Mihai wrote: ↑Sat Dec 23, 2017 10:03 am
I know there are some tricks to solving these, but I don't know them, so I fiddle no more.

I remember being on verge of giving up on it. Then my cousin was watching one day and made an observation: that I was looking at it in 2D (as six faces), instead of seeing it as 3D pieces that need to be in distinct positions. Standing on that insight it was possible to apply some analytical thinking and do the rest. Basically you start with the cross pieces at the base (in this case the blue). Then fill in the edge pieces of the base; making sure their three colors match the centers that are adjacent to them. Then fill-in edge pieces of the middle row. These two rows (base and middle) are the easy part. The top row requires some science. You try to discover sets of moves that, at the end, leave the bottom two rows untouched, and then observe what the moveSet did to the top pieces. For example there is a set of moves that at the end will only rotate three of the top corner pieces clockwise on their own axis and also shift their relative positions clockwise. This alone is enough, if applied consecutively, (by selecting the one piece to exclude from rotation) to fix all four corner pieces of the top row. Then there are moves that only affect the top cross-pieces.

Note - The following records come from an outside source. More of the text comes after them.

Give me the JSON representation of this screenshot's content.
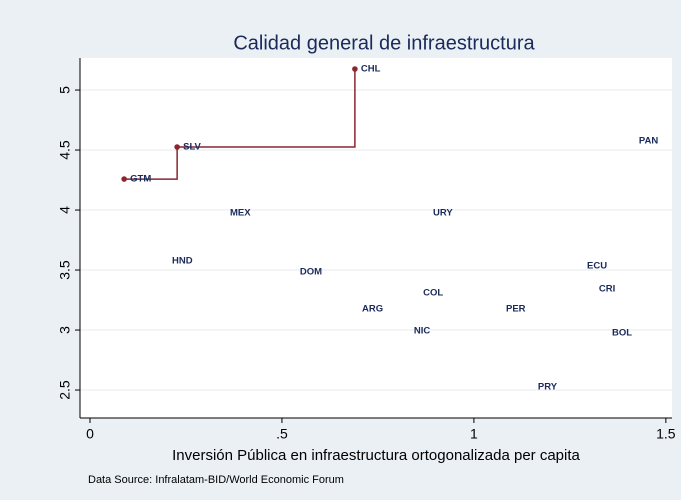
{
  "chart_data": {
    "type": "scatter",
    "title": "Calidad general de infraestructura",
    "x_label": "Inversión Pública en infraestructura ortogonalizada per capita",
    "note": "Data Source: Infralatam-BID/World Economic Forum",
    "xlim": [
      -0.026,
      1.516
    ],
    "ylim": [
      2.267,
      5.267
    ],
    "xticks": [
      0,
      {
        "value": 0.5,
        "label": ".5"
      },
      1,
      1.5
    ],
    "yticks": [
      2.5,
      3,
      3.5,
      4,
      4.5,
      5
    ],
    "grid": true,
    "series": [
      {
        "color": "#8b2530",
        "markers": true,
        "connect": "stairstep",
        "labels": [
          "GTM",
          "SLV",
          "CHL"
        ],
        "x": [
          0.089,
          0.227,
          0.69
        ],
        "values": [
          4.258,
          4.525,
          5.175
        ]
      },
      {
        "color": "#1a2a5a",
        "markers": false,
        "connect": "none",
        "labels": [
          "MEX",
          "URY",
          "HND",
          "DOM",
          "ARG",
          "COL",
          "NIC",
          "PER",
          "ECU",
          "CRI",
          "BOL",
          "PAN",
          "PRY"
        ],
        "x": [
          0.349,
          0.878,
          0.198,
          0.531,
          0.693,
          0.852,
          0.828,
          1.068,
          1.279,
          1.31,
          1.344,
          1.414,
          1.151
        ],
        "values": [
          3.975,
          3.975,
          3.575,
          3.483,
          3.175,
          3.308,
          2.992,
          3.175,
          3.533,
          3.342,
          2.975,
          4.575,
          2.525
        ]
      }
    ]
  }
}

Once done with all three rows it is time for the bonus round

, there are moveSets that (at their end) affect the the rotation of the center pieces themselves. The whole cube is still in tact (and you wouldn't know anything changed if there was no decal to mark the center piece orientation).
Now, Loretta, if you do the right thing and return the computer you stole from Mihai he will solve it for you. I remember he was a very smart guy.